The museum opened on February 1, 2010.

==About the museum==
The Scottsboro Boys Museum is located in the former Joyce Chapel United Methodist Church, a former African American church. The oldest surviving African American church in the county, the congregation dissolved in January 2009 and leased its building to the museum. The building is located near the railroad tracks that carried the train on which the Scottsboro Boys hoboed.

Shortly after the museum opened, the United Methodist Church put the building up for sale. The museum quickly raised $75,000 ($ in dollars) to purchase the site
—half from the Jackson County Commission (the county legislative body) and half from a foundation with ties to the family of Samuel Leibowitz (the white Jewish attorney who defended the Scottsboro Boys). (Note: The museum prominently recognizes the role of Leibowitz in the case.)

Major donors include the State of Alabama, the Jackson County Commission, the Ford Foundation, and the National Trust for Historic Preservation.

===Collection and exhibits===
Much of the museum's initial collection was assembled by Washington herself, with later assistance from Black Heritage Council of the Alabama Historical Commission. Local historian Garry Morgan helped by securing the donation of some items and personally buying others at auction or online. Morgan created the initial exhibits.

According to Sarah Stahl, a spokesperson for the Mountain Lakes Chamber of Commerce, the museum not only documents the Scottsboro Boys case but also shows how the trial helped to initiate the modern American civil rights movement. Part of the museum's collection includes physical objects, such as the metal table used by the Scottsboro Boys in their cell at the Jackson County Jail, a chair used by a member of the jury during the trial, and stamps sold by International Labor Defense to raise money for the defense, (Note: International Labor Defense (ILD) was an organization which raised money for the legal defense work involving American Communists, civil rights cases, and certain cause célèbre cases. It was the American section of the Comintern's International Red Aid network. ILD played a major role in raising funds in the Scottsboro case and supplied the defendants with their first attorneys.) photographs of the trial, and original newspaper articles about the case. The museum also contains a number of scrapbooks put together by local residents, nearly all of which had never been examined by historians before. The museum's major exhibit upon opening was a timeline of the events of the case from until the death of the last Scottsboro Boy in 1989.

Since its founding, Sheila Washington served as the museum's director and tour guide. She died of a heart attack on January 29, 2021.

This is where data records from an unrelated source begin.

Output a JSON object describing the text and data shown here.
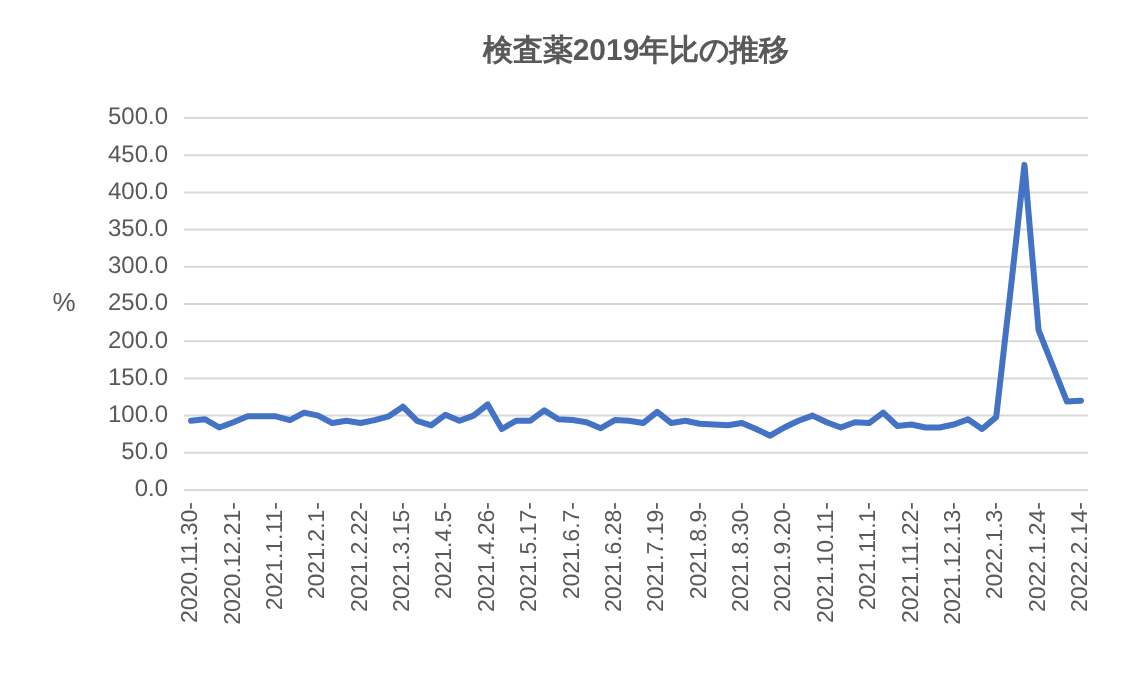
{
  "chart_data": {
    "type": "line",
    "title": "検査薬2019年比の推移",
    "ylabel": "%",
    "categories": [
      "2020.11.30-",
      null,
      null,
      "2020.12.21-",
      null,
      null,
      "2021.1.11-",
      null,
      null,
      "2021.2.1-",
      null,
      null,
      "2021.2.22-",
      null,
      null,
      "2021.3.15-",
      null,
      null,
      "2021.4.5-",
      null,
      null,
      "2021.4.26-",
      null,
      null,
      "2021.5.17-",
      null,
      null,
      "2021.6.7-",
      null,
      null,
      "2021.6.28-",
      null,
      null,
      "2021.7.19-",
      null,
      null,
      "2021.8.9-",
      null,
      null,
      "2021.8.30-",
      null,
      null,
      "2021.9.20-",
      null,
      null,
      "2021.10.11-",
      null,
      null,
      "2021.11.1-",
      null,
      null,
      "2021.11.22-",
      null,
      null,
      "2021.12.13-",
      null,
      null,
      "2022.1.3-",
      null,
      null,
      "2022.1.24-",
      null,
      null,
      "2022.2.14-"
    ],
    "series": [
      {
        "color": "#4472c4",
        "values": [
          93,
          95,
          84,
          91,
          99,
          99,
          99,
          94,
          104,
          100,
          90,
          93,
          90,
          94,
          99,
          112,
          93,
          87,
          101,
          93,
          100,
          115,
          82,
          93,
          93,
          107,
          95,
          94,
          91,
          83,
          94,
          93,
          90,
          105,
          90,
          93,
          89,
          88,
          87,
          90,
          82,
          73,
          84,
          93,
          100,
          91,
          84,
          91,
          90,
          104,
          86,
          88,
          84,
          84,
          88,
          95,
          82,
          98,
          265,
          437,
          215,
          167,
          119,
          120
        ]
      }
    ],
    "ylim": [
      0,
      500
    ],
    "yticks": [
      {
        "value": 0,
        "label": "0.0"
      },
      {
        "value": 50,
        "label": "50.0"
      },
      {
        "value": 100,
        "label": "100.0"
      },
      {
        "value": 150,
        "label": "150.0"
      },
      {
        "value": 200,
        "label": "200.0"
      },
      {
        "value": 250,
        "label": "250.0"
      },
      {
        "value": 300,
        "label": "300.0"
      },
      {
        "value": 350,
        "label": "350.0"
      },
      {
        "value": 400,
        "label": "400.0"
      },
      {
        "value": 450,
        "label": "450.0"
      },
      {
        "value": 500,
        "label": "500.0"
      }
    ],
    "grid": "y",
    "marker": "none",
    "line_style": "solid"
  }
}
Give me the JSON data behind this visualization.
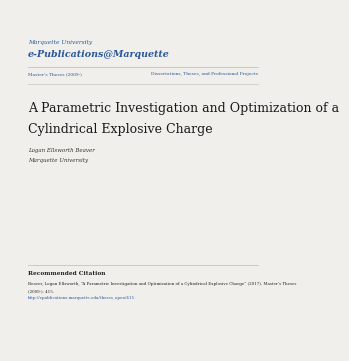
{
  "bg_color": "#f0efeb",
  "header_line1": "Marquette University",
  "header_line2": "e-Publications@Marquette",
  "header_color": "#2b5899",
  "subheader_left": "Master’s Theses (2009-)",
  "subheader_right": "Dissertations, Theses, and Professional Projects",
  "subheader_color": "#2b5899",
  "divider_color": "#bbbbbb",
  "title_line1": "A Parametric Investigation and Optimization of a",
  "title_line2": "Cylindrical Explosive Charge",
  "title_color": "#1a1a1a",
  "author_name": "Logan Ellsworth Beaver",
  "author_affil": "Marquette University",
  "author_color": "#333333",
  "rec_cite_header": "Recommended Citation",
  "rec_cite_body1": "Beaver, Logan Ellsworth, “A Parametric Investigation and Optimization of a Cylindrical Explosive Charge” (2017). Master’s Theses",
  "rec_cite_body2": "(2009-). 415.",
  "rec_cite_body3": "http://epublications.marquette.edu/theses_open/415",
  "rec_cite_color": "#222222",
  "rec_cite_link_color": "#2b5899"
}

The museum, which has limited hours twice a week, drew an estimated 1,200 visitors its first year, about two-thirds of them from northern states and two-thirds of them white. It is one of eight locations in Alabama on the United States National Civil Rights Trail.

===Improvements===
In the years since its opening, the Scottsboro Boys Museum has worked to create multimedia exhibits and programming with several prominent scholars of the case as well as colleges and universities, including the University of Alabama, Alabama A&M University, Auburn University, and Tuskegee University.

The museum embarked on a $100,000 fundraising effort to celebrate its 10th anniversary. The museum intended to use the money to pay for the courtroom recreation, add technological improvements to the museum, automate more exhibits, and add new exhibits showing how the case inspired a wide range of civil rights events. (Note: One future exhibit will document how the case inspired author Harper Lee to write To Kill A Mockingbird.) Alabama State Senator Steve Livingston donated $62,500 to the renovation project, while a GoFundMe account had raised just over $4,700 as of 25 February 2021.